Ann Arbor City Admin Finalists Announced

Public reception for candidates set for July 12

The city of Ann Arbor has announced the names of three finalists for its city administrator job: Harry Black, Ellie Oppenheim and Steve Powers. Of the three, only Powers has a current position in Michigan.

Next week on Tuesday, July 12, a public reception for residents to meet the candidates will be hosted in the lobby of the new municipal center at 301 E. Huron from 5:30-7:30 p.m. The reception will feature five-minute presentations from each candidate, as well as time for informal conversations with candidates.

The following day, July 13, candidates will be interviewed in public view in city council chambers from 8 a.m. to noon.

According to a press release from the city of Ann Arbor, Harry Black currently serves as executive vice president and chief operating officer of Global Commerce Solutions (GCS) Inc., a D.C.-based government services firm that provides program and project management support services to the public sector. From 2005-2008 he worked as the deputy chief administrative officer/chief financial officer for the city of Richmond, Virginia. He was vice president and program manager for McKissack & McKissack in Washington, D.C. from 2000 to 2005, and prior to that served in several roles with the District of Columbia government of Washington D.C. Black has served as an adjunct assistant professor at the Long Island University (Brooklyn campus) Graduate School of Business/Public Administration. Last year he was appointed to the Virginia State University Board of Visitors.

The press release also indicates that Ellie Oppenheim most recently held the position as president and chief executive officer of the RenoSparks Convention and Visitors Authority (2006 to 2011). In that capacity, she was responsible for leading the regional destination marketing organization promoting tourism and convention business for Reno, Sparks and Incline Village/North Lake Tahoe. Before that Oppenheim worked for the City of San Diego, California (2002 to 2006) in various roles to include the deputy city chief operating officer and deputy city manager, and as the director of the parks and recreation department. Oppenheim has also worked for Stanford University, Calif. and the University of Wisconsin-Madison.
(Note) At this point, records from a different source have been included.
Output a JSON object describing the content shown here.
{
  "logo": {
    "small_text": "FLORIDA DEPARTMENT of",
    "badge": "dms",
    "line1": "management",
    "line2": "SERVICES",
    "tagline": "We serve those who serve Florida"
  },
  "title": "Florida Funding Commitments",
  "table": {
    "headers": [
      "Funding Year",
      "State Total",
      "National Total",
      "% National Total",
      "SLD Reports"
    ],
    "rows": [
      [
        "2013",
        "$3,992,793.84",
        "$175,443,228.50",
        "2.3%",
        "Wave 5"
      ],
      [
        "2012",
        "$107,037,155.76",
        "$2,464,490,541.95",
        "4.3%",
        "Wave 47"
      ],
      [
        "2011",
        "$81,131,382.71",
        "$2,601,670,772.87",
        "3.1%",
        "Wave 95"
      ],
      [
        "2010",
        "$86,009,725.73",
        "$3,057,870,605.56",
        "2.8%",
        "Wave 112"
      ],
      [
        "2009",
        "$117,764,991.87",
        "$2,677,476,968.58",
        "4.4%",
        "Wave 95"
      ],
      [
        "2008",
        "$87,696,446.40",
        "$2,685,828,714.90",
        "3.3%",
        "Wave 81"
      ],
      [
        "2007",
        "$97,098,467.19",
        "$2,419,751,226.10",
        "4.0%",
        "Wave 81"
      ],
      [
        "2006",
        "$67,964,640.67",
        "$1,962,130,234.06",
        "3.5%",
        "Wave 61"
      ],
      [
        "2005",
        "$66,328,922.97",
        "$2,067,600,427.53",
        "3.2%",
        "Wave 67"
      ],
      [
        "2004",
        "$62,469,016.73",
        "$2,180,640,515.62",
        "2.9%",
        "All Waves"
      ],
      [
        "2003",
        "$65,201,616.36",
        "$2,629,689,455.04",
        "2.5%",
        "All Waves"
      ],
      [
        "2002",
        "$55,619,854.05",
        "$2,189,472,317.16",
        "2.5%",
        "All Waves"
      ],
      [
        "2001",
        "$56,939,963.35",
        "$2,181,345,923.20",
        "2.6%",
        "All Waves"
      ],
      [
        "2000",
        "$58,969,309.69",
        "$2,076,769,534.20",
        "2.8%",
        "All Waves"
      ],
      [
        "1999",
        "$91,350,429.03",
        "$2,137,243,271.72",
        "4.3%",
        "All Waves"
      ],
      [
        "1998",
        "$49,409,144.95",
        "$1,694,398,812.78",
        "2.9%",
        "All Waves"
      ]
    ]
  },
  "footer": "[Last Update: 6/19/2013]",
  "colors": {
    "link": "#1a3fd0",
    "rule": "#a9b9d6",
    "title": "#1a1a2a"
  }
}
Steve Powers brings experience as county administrator of Marquette County, Mich. – a position he’s held since 1996, according to the press release. His other management experience has also been at the county level, including various jobs in the governments of Martin County, Minn., Jackson County, Ore., and Johnson County, Kansas. His professional and community roles, Powers serves as a corporate member with the International City/County Management Association; Marquette County Ambassador; and as an executive board member for the Lake Superior Community Partnership. Powers has a master’s degree in public administration from the University of Kansas and a bachelor’s degree in public administration and political science from Augustana College in Rock Island, Ill.

The three finalists were winnowed down from a pool of roughly 8-10 by the city council’s search committee, which met starting mid-afternoon on July 5 to do that work. Members of the search committee are: Sabra Briere (Ward 1), Tony Derezinski (Ward 2), Christopher Taylor (Ward 3), Marcia Higgins (Ward 4) and mayor John Hieftje. The pool from which the search committee selected was identified by the city’s consultant, Affion Public, in concert with the city’s human resources department.
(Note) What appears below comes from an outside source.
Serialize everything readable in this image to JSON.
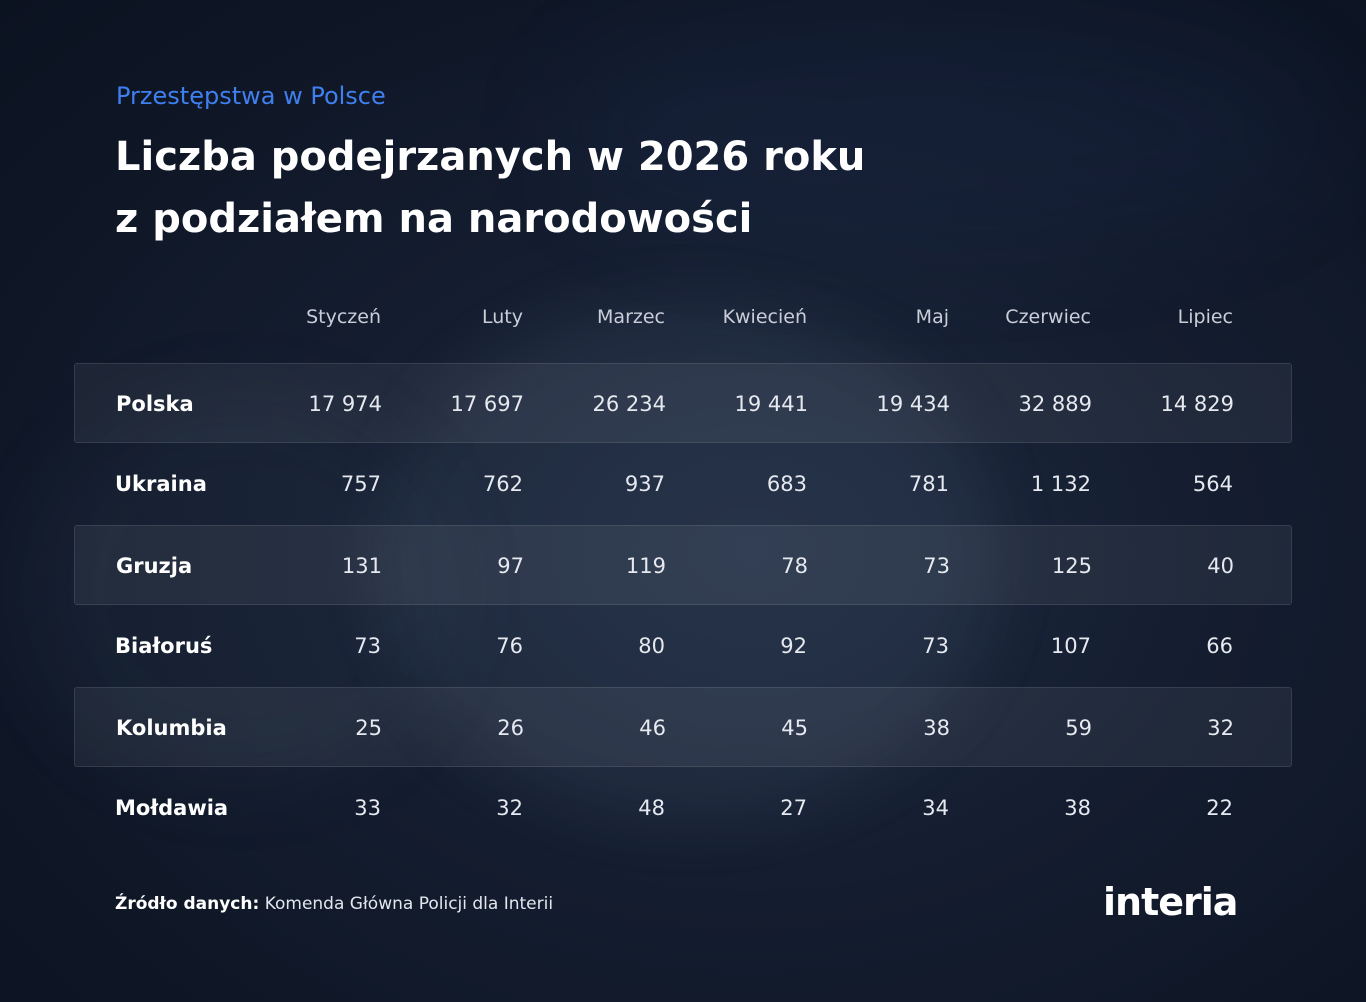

The city’s chief financial officer Tom Crawford was appointed interim city administrator at the city council’s April 19, 2011 meeting, effective April 28. Previous city administrator Roger Fraser announced his resignation at a Feb. 28 city council working session. Fraser took a job with the state of Michigan as a deputy treasurer.

[.pdf of city of Ann Arbor press release]


  1. By Jane Smith
    July 9, 2011 at 11:32 am | permalink

    I am amazed that Ellen Oppenheim has been shortlisted for this important position. Regardless of what is said about her the community of Reno is ashamed that she was ever a part of government here. Her work at the RSCVA was incompetent at best but what she excelled at was promoting her own power. One of her last legacies was embellishing numbers for a choral festival that completely bombed leaving our hotels with thousands of unfilled rooms. She agreed with a contract that gave the choral festival organizers hundreds of thousands of dollars for several hundred sleeping rooms only. You are fools should you hire this woman. Run away from her. From Reno’s perspective at least we would be rid of her.

  2. By Mary Morgan
    July 9, 2011 at 2:01 pm | permalink

    Re. #1: Here’s a link to a Jan. 27, 2011 report by the NBC affiliate in Reno regarding the American International Choral Festival: “Possible RSCVA Miscalculation Could Cost Local Economy Millions” [link]

    Oppenheim resigned as CEO of the Reno-Sparks Convention and Visitors Authority (RSCVA) in February. According to a report in the Reno Gazette-Journal, she said she needed more time to take care of her mother in Texas, who was ill. The Gazette-Journal reports that under terms of her contract, she remains on the RSCVA payroll until Aug. 10. Her salary in that position is $234,000.

  3. By Chris Drake
    July 9, 2011 at 3:16 pm | permalink

    As a resident of Reno, I warn you not to select Ellen Oppenheim.

  4. By Ala Goldsmith
    July 9, 2011 at 3:40 pm | permalink

    Amazing…like the new head of SPARK, we have to find out these these background facts from random folks posting in the comments section of news stories. Amazing. At least Ann Arbor Chronicle is posting a link to the an issue of interest dealing with one of the candidates while, once again, is asleep in the wheel. Too busy with their articles on one of the major issues of our times–private ownership of goldfish.

  5. By Dr Data
    July 9, 2011 at 6:14 pm | permalink

    Or the article about Jennifer Granholm tweeting about her Volt rather than the deaths in Grand Rapids. However, that article was a real success as it got lots of page views/comments, which is how articles are judged there.

  6. By Jack Eaton
    July 11, 2011 at 12:43 pm | permalink

    A City official is reporting that Mr. Black has withdrawn his name from consideration. If true, I wonder what impact that will have on the selection process.

    Perhaps the selection committee should go back to the list of 60 applicants and try to find three who are better suited to running our City.

  7. By Rick Cronn
    July 11, 2011 at 6:41 pm | permalink

    From my perspective professional employment consultants prefer and tend to promote the same bunch of corporate hacks parading as public servants.

    I wish council would exercise their due diligence by not accepting only what’s presented to them. Dig a little deeper, ask questions and listen to what the applicants home constituents are saying. We should seriously question the current paradigm of former employers saying nothing or only good things about former employees.

    We should be in no hurry to get past the previous nine years of corporate city hall rule and find someone who really has Ann Arbor’s interests at heart (and head) instead of advancing their own career thru crony politics.

  8. By Jimmy
    July 12, 2011 at 4:53 pm | permalink

    Formerly being from Marquette and knowing Steve I can honestly say that he’s done a lot of good work up there and I wouldn’t ever associate his career with “crony politics.” He’s a solid candidate.